I’ve seen a few of them here and there, yeah.
This is a really interesting, powerful scene, because it’s about the yielding of power by somebody who believes that he’s in control who then loses that control in the most humiliating way. And in front of one of his girlfriends, which is absolutely by design; nothing Teddy does is by accident.
So it was all about making sure that Nick was comfortable, and felt safe at all times, so we rehearsed it a lot. He wanted to make it as brilliant as he could, and because Nick and I are very close, there was already a sort of intimacy between us, where I was checking in on him and making sure he was okay.
The combination of Freddie’s desperation and Teddy's implacability is so intense. There’s an inevitability to the scene that I think the audience perceives before Freddie does.

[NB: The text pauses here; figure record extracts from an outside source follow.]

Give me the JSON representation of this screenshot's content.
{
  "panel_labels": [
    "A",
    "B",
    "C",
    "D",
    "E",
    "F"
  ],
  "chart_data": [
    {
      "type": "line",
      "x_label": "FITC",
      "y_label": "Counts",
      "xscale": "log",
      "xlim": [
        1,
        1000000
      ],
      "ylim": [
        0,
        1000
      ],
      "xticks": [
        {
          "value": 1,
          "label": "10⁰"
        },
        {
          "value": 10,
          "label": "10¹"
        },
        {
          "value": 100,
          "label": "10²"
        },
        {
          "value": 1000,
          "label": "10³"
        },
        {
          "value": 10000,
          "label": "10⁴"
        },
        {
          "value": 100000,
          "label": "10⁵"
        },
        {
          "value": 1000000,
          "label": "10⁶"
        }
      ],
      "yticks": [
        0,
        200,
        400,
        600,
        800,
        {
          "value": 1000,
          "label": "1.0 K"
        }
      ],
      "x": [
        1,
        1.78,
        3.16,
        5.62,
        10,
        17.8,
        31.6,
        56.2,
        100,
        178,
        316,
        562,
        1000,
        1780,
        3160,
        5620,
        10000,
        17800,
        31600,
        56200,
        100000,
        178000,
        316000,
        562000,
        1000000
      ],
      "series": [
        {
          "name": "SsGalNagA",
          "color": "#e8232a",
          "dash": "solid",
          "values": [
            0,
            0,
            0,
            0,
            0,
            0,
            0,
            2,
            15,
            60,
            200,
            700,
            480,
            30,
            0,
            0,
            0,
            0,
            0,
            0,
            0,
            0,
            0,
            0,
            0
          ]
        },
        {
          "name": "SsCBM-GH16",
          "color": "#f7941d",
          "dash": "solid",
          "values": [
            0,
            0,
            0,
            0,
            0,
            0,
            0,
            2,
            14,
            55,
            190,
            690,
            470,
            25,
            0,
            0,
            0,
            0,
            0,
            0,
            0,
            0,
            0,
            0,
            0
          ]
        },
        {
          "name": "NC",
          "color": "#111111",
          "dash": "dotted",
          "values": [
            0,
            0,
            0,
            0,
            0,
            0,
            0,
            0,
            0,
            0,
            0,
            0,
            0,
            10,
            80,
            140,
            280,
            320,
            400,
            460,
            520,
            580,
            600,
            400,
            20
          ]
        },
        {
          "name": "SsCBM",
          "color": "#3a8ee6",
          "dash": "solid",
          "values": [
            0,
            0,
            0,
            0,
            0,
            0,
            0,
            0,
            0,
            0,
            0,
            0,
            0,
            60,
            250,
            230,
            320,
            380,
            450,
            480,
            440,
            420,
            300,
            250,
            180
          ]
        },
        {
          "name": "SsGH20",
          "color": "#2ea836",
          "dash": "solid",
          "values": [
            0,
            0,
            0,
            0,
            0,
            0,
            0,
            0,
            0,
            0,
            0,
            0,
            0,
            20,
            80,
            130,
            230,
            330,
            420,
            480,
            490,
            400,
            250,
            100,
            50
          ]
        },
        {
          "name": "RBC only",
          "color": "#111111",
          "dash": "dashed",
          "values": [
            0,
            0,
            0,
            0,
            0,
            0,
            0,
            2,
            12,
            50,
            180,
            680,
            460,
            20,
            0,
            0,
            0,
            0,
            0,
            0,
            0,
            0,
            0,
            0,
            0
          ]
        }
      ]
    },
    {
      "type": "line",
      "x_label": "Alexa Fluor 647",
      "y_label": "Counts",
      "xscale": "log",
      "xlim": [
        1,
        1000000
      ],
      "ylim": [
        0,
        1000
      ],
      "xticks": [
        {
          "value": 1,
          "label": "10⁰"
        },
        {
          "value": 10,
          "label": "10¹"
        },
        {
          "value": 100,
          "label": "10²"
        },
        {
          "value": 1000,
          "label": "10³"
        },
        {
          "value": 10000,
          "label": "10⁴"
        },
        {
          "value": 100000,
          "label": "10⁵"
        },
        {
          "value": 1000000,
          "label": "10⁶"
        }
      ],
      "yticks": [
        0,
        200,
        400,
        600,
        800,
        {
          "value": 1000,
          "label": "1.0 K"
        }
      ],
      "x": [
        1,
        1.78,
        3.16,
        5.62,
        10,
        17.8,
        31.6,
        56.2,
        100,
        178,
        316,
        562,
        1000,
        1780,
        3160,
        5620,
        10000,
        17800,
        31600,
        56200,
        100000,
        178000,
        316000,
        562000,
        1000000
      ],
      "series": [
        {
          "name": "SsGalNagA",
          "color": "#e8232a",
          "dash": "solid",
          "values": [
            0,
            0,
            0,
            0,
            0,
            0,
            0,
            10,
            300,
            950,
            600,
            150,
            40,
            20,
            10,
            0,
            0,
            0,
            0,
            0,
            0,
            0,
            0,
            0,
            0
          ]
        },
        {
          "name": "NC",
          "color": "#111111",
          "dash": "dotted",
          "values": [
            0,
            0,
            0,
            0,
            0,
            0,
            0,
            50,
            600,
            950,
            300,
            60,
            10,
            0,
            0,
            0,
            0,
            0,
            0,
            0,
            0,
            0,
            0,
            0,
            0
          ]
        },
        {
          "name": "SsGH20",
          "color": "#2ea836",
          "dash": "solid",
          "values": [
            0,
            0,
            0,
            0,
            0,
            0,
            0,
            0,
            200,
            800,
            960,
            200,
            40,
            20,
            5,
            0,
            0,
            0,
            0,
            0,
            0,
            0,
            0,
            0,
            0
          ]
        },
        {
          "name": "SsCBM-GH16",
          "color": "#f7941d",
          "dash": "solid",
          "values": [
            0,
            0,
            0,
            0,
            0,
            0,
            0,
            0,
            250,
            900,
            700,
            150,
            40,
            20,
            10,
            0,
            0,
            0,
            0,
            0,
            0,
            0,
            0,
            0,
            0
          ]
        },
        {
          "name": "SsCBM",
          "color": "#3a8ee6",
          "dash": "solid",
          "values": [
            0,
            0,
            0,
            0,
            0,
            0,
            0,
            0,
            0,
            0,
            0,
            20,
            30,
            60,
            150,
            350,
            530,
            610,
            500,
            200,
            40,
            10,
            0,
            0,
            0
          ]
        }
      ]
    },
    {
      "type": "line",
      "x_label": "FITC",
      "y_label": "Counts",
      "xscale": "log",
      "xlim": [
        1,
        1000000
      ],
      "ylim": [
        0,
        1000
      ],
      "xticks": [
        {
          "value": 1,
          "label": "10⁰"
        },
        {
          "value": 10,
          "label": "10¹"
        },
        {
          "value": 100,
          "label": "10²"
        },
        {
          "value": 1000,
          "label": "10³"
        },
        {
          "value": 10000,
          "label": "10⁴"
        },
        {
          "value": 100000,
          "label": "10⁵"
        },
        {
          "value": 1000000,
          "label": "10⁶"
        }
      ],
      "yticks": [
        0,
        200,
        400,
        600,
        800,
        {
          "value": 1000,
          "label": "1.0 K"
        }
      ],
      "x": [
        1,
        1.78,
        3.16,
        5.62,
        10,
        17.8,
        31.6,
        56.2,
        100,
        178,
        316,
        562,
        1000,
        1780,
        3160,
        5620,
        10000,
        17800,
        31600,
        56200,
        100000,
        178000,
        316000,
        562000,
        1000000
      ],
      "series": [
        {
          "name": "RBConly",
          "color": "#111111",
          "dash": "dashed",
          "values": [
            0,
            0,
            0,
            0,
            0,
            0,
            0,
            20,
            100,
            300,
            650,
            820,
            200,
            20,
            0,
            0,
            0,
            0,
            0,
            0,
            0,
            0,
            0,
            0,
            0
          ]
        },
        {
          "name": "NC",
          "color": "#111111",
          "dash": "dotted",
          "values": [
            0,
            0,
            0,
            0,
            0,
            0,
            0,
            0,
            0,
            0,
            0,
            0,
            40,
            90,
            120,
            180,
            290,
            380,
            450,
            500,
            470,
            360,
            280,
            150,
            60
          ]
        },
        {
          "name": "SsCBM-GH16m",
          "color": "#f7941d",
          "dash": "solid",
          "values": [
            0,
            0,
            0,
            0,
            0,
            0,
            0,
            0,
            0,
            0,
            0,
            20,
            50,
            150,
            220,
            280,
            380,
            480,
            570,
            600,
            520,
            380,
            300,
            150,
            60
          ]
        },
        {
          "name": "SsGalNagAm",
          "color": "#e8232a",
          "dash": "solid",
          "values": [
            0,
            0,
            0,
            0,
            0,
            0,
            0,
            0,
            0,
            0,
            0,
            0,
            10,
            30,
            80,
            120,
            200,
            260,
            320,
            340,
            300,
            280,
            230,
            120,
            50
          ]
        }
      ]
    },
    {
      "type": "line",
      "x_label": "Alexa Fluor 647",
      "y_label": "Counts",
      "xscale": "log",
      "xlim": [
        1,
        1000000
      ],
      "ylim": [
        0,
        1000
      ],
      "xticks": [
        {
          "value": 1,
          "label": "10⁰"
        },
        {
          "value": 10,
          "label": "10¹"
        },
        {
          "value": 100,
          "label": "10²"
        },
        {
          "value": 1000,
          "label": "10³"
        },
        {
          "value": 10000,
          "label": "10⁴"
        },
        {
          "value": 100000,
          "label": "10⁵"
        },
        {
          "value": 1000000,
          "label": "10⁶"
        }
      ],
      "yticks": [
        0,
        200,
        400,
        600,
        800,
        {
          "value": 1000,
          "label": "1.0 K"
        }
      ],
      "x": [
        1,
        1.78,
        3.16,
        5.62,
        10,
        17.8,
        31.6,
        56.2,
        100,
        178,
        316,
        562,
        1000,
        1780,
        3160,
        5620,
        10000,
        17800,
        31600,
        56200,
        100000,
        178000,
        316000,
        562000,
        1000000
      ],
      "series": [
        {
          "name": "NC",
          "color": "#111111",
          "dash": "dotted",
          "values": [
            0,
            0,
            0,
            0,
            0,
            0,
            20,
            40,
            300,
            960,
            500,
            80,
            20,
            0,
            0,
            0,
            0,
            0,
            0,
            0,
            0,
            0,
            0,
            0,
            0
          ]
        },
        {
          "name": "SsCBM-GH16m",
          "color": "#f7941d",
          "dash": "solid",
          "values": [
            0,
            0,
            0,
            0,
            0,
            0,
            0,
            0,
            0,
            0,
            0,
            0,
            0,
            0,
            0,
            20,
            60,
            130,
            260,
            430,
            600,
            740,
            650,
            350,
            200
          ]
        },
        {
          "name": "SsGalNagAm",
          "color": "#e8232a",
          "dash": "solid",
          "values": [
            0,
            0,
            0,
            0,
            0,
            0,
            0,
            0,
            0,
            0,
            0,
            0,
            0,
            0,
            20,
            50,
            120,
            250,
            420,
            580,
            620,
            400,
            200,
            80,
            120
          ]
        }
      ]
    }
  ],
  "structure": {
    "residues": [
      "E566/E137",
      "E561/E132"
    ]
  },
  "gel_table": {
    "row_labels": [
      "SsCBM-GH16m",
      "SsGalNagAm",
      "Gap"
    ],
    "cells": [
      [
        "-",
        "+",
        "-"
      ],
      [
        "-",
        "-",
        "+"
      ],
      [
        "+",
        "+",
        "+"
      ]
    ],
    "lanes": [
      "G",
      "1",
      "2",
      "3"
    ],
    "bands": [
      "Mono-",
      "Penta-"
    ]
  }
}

Yes, exactly. And, you know, again, without spoiling too much of the show, we will go back to a past moment in Teddy’s life where we’ll see who Teddy was, and which explains a little bit of who he’s become, and his particular distaste for aristocracy.
Tell me about Teddy’s violence portfolio. He’s got this array of techniques he can choose from to exert his will over people and events, and as you pointed out, nothing he does is accidental. How much of it is improvised?
It’s kind of all in the little biography I created. Let’s imagine a young man who's run away from home—possibly because of how he’s perceived by his father, or because he’s being beaten by his father, or possibly even being abused by a family member—and coming to London at age 14 or 15. There’s a sort of Rolodex of things he will have seen and been responsible for, and possibly have happened to him, that he can call on as he goes on.
I imagined him spending a few nights on the street when he got to London, and probably being beaten up really badly, and that driving him to join a boxing gym. Boxing is a longstanding tradition in my family, so it felt natural that Teddy would have done so, too, to learn how to protect himself in any situation. There was probably a knife down his boot, which at some point he’d have had to learn how to use.
But also within my little biography, I worked in the idea that there was a young man working as a trainer, who took this kid in, and let him stay in the boxing club. That guy was Stan, who is Teddy’s right hand in the series. I envisaged this world where the boxing club is where they become inextricably linked. Being so intertwined, and with so much history between them, it's almost like Stan knows what Teddy's thinking, what he’s going to say, and he’s just waiting for Teddy to say it out loud.
This interview has been edited and condensed for clarity.